Schweinhaut's career as a state senator was interrupted when she ran unsuccessfully for Congress in 1962. She returned to the senate in 1967, where she served until 1991. She was defeated for reelection to the state senate in the 1990 Democratic primary by then-Delegate Patricia Sher, who criticized her opposition to abortion.

==Personal life==

She married Henry Schweinhaut, a lawyer, in 1928, and had two daughters. Her husband went on to become a federal judge. The family lived in Washington, D.C., until 1941, when they moved to Chevy Chase, Maryland. They moved to Kensington, Maryland, in 1958.

Schweinhaut died of heart failure at her home in Kensington on March 16, 1997. She was buried at the Gate of Heaven Cemetery in Silver Spring, Maryland.

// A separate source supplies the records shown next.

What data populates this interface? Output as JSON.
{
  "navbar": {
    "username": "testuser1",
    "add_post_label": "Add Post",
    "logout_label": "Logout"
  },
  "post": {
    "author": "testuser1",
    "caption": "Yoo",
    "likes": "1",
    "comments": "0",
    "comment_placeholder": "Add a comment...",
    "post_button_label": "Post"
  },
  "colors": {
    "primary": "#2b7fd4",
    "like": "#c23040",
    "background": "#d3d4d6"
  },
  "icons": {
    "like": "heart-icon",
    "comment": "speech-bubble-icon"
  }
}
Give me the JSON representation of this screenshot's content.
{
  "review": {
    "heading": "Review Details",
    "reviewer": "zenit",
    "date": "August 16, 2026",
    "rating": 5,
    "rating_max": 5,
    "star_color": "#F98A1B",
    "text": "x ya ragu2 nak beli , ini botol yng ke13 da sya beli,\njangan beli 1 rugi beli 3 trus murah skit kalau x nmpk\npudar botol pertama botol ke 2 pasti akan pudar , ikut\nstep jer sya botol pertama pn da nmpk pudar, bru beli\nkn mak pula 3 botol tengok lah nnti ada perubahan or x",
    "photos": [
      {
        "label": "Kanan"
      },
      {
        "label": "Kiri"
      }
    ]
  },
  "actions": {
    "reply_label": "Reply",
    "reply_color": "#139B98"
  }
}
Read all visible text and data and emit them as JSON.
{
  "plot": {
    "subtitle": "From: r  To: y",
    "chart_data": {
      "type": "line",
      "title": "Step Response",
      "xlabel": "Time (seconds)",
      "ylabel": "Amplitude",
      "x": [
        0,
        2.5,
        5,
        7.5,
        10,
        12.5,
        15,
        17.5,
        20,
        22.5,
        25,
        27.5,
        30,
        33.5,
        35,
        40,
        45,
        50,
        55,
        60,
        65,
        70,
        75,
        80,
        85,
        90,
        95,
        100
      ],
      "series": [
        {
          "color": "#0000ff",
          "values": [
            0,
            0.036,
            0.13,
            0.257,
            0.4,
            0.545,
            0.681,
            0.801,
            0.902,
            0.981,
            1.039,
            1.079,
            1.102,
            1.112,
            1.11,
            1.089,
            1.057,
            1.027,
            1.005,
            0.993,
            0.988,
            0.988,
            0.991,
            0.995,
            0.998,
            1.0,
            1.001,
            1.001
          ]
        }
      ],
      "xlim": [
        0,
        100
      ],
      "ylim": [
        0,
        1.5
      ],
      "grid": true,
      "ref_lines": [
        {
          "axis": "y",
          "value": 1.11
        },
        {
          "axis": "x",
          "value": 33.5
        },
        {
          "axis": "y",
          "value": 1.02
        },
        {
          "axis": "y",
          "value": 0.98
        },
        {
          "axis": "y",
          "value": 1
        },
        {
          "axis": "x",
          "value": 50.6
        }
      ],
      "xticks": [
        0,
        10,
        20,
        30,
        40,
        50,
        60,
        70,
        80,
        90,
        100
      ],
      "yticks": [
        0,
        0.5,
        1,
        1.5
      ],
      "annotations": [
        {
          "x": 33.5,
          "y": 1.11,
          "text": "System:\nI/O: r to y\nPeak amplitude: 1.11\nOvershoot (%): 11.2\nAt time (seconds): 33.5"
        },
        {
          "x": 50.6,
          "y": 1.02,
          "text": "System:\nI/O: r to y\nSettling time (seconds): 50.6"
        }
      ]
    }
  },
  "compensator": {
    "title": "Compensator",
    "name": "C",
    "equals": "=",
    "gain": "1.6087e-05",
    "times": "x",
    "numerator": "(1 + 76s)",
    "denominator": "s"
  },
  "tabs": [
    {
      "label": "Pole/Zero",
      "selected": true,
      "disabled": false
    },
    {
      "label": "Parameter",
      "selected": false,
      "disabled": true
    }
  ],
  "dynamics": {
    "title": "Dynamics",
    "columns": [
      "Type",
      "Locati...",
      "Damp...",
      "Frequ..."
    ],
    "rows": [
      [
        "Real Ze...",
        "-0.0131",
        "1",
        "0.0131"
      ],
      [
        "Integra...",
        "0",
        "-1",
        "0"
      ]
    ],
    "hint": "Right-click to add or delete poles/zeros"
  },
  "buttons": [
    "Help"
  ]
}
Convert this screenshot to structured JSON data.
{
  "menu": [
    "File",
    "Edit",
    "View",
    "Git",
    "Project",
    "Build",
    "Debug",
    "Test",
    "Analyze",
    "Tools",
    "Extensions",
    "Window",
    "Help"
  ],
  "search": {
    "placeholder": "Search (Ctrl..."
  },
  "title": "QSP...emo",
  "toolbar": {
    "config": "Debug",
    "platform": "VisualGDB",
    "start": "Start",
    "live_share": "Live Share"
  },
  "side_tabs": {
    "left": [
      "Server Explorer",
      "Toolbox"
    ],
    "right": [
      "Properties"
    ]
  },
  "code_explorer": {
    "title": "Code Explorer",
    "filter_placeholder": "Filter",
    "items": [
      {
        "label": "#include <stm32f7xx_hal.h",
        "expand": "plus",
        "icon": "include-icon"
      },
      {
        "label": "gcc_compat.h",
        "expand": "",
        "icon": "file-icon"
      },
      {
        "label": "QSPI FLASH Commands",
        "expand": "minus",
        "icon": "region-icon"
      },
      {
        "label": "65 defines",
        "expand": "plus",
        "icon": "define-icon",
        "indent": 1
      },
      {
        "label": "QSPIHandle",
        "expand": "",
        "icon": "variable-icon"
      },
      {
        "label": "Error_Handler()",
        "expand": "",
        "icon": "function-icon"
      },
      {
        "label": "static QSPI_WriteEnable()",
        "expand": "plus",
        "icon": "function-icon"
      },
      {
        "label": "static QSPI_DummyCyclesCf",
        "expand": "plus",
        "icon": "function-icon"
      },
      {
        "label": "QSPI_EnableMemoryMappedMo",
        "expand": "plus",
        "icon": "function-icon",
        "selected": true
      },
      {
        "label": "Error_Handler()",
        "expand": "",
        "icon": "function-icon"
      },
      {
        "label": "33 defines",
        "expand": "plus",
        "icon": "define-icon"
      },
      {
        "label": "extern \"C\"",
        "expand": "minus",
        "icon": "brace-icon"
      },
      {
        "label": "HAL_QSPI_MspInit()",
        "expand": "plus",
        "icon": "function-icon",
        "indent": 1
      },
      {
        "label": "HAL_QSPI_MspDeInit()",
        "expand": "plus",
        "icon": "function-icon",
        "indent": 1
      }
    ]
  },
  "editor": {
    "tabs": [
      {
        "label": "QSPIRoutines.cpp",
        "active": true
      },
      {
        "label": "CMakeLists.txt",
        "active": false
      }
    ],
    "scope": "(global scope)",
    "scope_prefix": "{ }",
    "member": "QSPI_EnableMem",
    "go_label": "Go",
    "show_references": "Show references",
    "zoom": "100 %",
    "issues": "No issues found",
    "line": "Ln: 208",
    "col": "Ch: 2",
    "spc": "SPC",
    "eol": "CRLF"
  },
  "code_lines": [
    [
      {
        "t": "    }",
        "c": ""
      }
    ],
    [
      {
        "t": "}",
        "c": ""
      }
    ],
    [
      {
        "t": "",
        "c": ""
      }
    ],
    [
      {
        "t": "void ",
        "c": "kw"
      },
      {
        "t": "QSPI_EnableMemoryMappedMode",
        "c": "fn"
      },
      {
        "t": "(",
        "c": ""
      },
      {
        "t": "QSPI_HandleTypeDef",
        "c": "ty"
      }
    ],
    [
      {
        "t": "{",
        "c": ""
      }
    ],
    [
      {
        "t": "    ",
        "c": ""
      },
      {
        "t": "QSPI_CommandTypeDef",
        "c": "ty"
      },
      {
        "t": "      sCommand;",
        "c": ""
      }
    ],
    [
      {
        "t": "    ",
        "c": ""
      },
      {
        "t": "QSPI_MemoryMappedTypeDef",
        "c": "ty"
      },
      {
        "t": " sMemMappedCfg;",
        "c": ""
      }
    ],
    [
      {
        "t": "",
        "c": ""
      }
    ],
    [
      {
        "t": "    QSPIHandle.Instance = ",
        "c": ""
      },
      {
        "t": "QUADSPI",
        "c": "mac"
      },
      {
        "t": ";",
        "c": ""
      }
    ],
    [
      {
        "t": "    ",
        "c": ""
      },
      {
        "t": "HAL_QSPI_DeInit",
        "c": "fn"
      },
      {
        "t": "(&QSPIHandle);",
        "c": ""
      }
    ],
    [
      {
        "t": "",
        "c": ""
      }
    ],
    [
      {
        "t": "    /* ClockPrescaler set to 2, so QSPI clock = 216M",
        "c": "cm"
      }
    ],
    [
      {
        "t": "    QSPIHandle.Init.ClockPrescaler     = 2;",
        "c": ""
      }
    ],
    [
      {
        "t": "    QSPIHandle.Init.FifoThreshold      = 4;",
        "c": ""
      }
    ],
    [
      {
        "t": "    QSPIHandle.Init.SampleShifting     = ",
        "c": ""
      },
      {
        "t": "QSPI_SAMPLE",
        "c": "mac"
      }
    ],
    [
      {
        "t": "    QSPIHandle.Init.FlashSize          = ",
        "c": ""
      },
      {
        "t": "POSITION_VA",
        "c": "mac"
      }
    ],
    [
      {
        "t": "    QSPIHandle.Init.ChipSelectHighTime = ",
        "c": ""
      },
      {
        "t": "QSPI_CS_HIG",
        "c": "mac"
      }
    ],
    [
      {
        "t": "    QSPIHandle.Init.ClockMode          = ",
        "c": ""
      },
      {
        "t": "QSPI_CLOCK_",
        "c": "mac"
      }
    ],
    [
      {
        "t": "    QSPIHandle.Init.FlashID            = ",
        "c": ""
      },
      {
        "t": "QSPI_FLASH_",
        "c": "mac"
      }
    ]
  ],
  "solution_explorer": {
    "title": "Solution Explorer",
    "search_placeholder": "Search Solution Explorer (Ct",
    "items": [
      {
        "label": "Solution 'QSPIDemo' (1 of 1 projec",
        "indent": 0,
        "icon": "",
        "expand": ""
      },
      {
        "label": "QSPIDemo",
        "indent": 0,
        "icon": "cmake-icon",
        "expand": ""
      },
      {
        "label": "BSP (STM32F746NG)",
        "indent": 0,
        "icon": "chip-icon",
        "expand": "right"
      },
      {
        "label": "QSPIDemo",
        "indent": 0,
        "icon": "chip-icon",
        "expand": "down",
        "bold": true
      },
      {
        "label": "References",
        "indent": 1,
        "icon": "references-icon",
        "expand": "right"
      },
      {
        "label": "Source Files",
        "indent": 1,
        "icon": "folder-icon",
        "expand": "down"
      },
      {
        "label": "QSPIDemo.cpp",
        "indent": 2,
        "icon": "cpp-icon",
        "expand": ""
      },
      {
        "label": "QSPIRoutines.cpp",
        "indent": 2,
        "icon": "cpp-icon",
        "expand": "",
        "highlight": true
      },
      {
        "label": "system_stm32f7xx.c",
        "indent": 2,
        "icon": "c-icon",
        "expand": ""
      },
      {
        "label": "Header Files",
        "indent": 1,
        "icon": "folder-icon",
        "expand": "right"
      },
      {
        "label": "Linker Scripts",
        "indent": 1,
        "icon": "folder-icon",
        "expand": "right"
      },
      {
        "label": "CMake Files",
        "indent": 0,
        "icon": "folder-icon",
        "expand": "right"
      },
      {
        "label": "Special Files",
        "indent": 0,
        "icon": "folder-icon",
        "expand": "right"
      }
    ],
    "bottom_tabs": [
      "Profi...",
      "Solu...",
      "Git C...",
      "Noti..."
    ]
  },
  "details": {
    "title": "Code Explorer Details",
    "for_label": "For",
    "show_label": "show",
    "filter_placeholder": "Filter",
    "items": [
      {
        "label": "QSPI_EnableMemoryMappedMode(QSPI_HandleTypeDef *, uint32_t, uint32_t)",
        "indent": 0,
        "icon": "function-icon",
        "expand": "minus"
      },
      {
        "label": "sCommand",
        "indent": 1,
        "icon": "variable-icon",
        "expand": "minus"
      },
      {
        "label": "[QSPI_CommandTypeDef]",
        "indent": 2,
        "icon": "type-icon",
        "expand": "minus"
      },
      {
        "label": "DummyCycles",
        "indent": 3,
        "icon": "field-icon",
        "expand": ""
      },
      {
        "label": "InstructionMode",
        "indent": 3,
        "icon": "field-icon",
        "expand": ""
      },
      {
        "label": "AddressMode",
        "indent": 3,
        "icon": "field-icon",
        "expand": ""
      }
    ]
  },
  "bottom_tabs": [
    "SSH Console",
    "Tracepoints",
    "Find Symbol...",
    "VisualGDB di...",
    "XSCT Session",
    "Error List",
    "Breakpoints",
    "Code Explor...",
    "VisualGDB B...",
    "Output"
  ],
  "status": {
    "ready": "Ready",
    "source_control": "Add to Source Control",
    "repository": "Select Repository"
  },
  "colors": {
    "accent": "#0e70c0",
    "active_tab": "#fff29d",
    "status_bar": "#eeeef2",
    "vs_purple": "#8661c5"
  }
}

== Awards and memorials ==

- Honorary Doctor of Laws degree, St. Joseph's College (Maryland), 1971
- Certificate of Merit, National Council of Senior Citizens
- Outstanding Legislator, Knights of Columbus
- Citation of Merit, Veterans of Foreign Wars
- Outstanding Service, Bethesda-Chevy Chase Chamber of Commerce
- The Montgomery County Sentinel Legislator of the Year Award, 1983
- Inducted into the Maryland Women's Hall of Fame, 1992

The Margaret Schweinhaut Senior Center in Silver Spring, Maryland, was named in her honor.